No início da década de 1960, o renomado físico brasileiro César Lattes embarcou em um intrigante projeto de pesquisa nos confins dos Andes, no observatório do monte Chacaltaya, na Bolívia. Esta jornada científica singular marcou o início da Colaboração Brasil-Japão (CBJ), uma aliança improvável entre dois países que, na época, pareciam distantes geográfica e logisticamente. A parceria foi forjada com um grupo de físicos japoneses liderados por Yoichi Fujimoto, buscando desvendar os mistérios dos raios cósmicos. Isso é o que discute artigo da nova edição da Ciência & Cultura, que celebra o centenário do físico brasileiro César Lattes.
A história por trás da CBJ tem raízes profundas na conexão entre Lattes e Hideki Yukawa, estabelecida com a descoberta da partícula méson pi (ou píon). Em 1959, a colaboração começou a se desenhar, com o Japão avançando em novas técnicas de detecção de raios cósmicos usando emulsões nucleares, chamadas de “câmaras de emulsão nuclear”. Estas, compostas por camadas alternadas de emulsões e placas de chumbo, permitiam uma análise mais precisa das interações de partículas de alta energia. “Foi por meio da interação altamente energética de raios cósmicos com núcleos atômicos atmosféricos que foram descobertos tanto o múon (à época, méson mi), na década de 1930, quanto o píon (méson pi), na seguinte”, explica Takeshi Kodama, professor emérito do Instituto de Física da Universidade Federal do Rio de Janeiro (UFRJ).
A contribuição japonesa era clara: fornecer as emulsões nucleares e o equipamento necessário.

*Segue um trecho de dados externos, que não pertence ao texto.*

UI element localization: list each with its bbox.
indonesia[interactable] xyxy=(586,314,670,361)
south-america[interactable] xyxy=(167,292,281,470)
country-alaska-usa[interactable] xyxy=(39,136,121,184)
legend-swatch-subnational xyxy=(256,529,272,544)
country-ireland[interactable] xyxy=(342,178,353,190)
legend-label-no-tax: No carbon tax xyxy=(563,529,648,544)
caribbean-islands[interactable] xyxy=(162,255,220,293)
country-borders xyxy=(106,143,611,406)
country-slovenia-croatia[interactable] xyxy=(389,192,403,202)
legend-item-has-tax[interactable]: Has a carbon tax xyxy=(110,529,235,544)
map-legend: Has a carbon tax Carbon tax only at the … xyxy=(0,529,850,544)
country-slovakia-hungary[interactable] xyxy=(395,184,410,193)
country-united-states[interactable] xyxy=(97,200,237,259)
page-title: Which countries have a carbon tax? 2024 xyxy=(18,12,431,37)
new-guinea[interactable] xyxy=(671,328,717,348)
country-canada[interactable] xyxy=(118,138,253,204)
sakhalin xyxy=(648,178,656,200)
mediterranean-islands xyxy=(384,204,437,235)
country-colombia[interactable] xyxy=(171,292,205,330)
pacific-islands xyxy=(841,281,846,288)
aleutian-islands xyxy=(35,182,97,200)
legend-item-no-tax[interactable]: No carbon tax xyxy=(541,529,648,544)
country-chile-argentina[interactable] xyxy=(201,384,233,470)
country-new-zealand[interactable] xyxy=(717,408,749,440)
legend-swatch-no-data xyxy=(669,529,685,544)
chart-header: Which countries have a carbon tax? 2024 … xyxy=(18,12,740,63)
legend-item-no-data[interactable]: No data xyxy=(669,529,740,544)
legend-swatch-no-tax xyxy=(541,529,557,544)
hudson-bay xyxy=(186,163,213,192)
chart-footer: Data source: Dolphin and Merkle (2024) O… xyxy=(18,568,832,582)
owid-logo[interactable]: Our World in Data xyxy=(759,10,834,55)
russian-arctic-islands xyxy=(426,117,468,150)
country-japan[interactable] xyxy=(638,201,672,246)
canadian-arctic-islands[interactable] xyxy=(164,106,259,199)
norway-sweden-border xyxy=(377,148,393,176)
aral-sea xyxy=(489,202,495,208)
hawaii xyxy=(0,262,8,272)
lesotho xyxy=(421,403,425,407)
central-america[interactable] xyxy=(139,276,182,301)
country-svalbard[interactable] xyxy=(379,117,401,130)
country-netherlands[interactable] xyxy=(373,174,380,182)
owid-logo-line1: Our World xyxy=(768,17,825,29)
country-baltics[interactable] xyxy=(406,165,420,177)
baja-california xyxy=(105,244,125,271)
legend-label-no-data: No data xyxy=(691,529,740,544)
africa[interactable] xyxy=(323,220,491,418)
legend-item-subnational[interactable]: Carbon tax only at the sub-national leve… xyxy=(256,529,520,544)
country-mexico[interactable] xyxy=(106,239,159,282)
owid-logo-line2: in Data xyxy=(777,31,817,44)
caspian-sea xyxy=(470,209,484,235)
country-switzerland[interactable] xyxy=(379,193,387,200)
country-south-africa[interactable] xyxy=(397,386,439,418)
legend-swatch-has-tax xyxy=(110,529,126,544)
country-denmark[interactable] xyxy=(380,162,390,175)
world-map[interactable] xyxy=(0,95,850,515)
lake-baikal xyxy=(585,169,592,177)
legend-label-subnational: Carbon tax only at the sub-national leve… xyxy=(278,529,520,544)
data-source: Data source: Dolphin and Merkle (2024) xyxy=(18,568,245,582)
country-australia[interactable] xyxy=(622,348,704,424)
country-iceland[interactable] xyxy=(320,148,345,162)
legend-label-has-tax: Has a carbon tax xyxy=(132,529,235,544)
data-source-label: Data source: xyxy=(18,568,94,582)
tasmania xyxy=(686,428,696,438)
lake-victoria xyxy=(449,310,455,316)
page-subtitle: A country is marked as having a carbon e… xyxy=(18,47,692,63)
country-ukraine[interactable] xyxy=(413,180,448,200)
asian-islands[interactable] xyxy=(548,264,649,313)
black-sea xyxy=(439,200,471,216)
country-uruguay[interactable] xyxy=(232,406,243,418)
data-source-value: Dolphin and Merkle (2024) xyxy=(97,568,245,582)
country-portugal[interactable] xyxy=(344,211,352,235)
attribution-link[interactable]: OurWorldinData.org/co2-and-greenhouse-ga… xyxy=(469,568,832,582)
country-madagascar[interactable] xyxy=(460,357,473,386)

Enquanto isso, o Brasil se dedicava a arrecadar recursos para a expedição e montagem das câmaras nas alturas inóspitas do monte Chacaltaya. Uma das descobertas mais marcantes dessa colaboração foi o fenômeno das “bolas de fogo”, resultado das altíssimas energias liberadas quando raios cósmicos colidem com núcleos atômicos na atmosfera. Esse evento produz múltiplas partículas em um instante de densidade energética extrema, fornecendo pistas fundamentais sobre a natureza das interações entre as partículas elementares.
Desta forma, a CBJ abriu portas para o entendimento dos constituintes fundamentais da matéria e dos mecanismos de interação, um legado que ecoa até os estudos atuais sobre o Modelo Padrão de Partículas e o plasma de quarks e glúons. “Através da análise de densidades das trajetórias deixadas pelas partículas produzidas, foram estimadas pela CBJ as energias da bola de fogo que deu origem a cada evento, tendo identificada a existência de distintos tipos de bola de fogo”, finaliza Takeshi Kodama.